Sadly there still exists a huge lack of understanding of acquired brain injury as a hidden disability across a range of professional fields; despite it being the biggest cause of death and disability in children and young people in the UK.  (Currently estimated to be close to 1/3 of the child/young person population and estimated to affect 1 in 5 children in every classroom, in every school, across the UK!   

Unfortunately, brain injured children and young people are often referred to the wrong services, mis-diagnosed as being on the Autism Spectrum or having ADHD, and subsequently treated for the wrong thing – which in some cases has caused serious complications. 

Upon their return to school, brain injured children and young people quickly fall behind their peers and when assessed using standard psychological assessment methods, are often diagnosed as having ‘low intellectual ability’ which is often incorrect.

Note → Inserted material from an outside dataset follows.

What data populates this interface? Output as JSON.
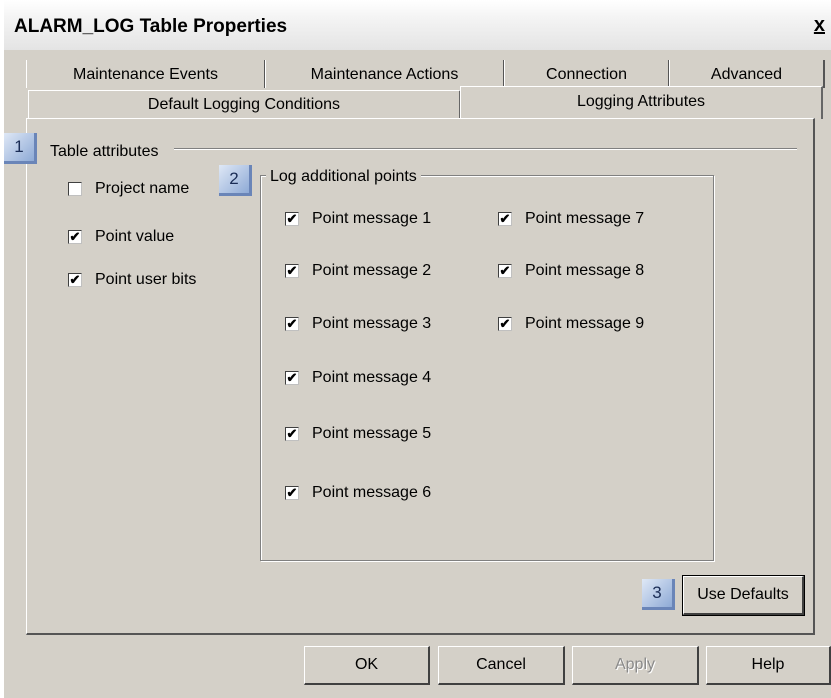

This diagnosis appears to create negative mindsets within educational professionals who then lower targets and academic expectations – often assuming ‘they can’t do it anymore’. ‘Strategies’ are then implemented, which do not help the child to recover and by the time they leave school, they still have the same hidden disabilities that continue to affect their day-to-day life and limit their future employment prospects!

Our Approach

Wherever possible, we work in partnership with the child, parents and professionals, to ensure their ongoing and often changing needs continue to be recognised as part of their hidden disability.

We:

• Assess and identify need
• Providing practical restorative support
• Coordinate access to the correct service and
• Advocate for the ongoing needs of brain injured children and young people across a range of statutory and community organisations.

Without Matrix, this does not happen and the needs of this vulnerable cohort continue to be unrecognised and unsupported.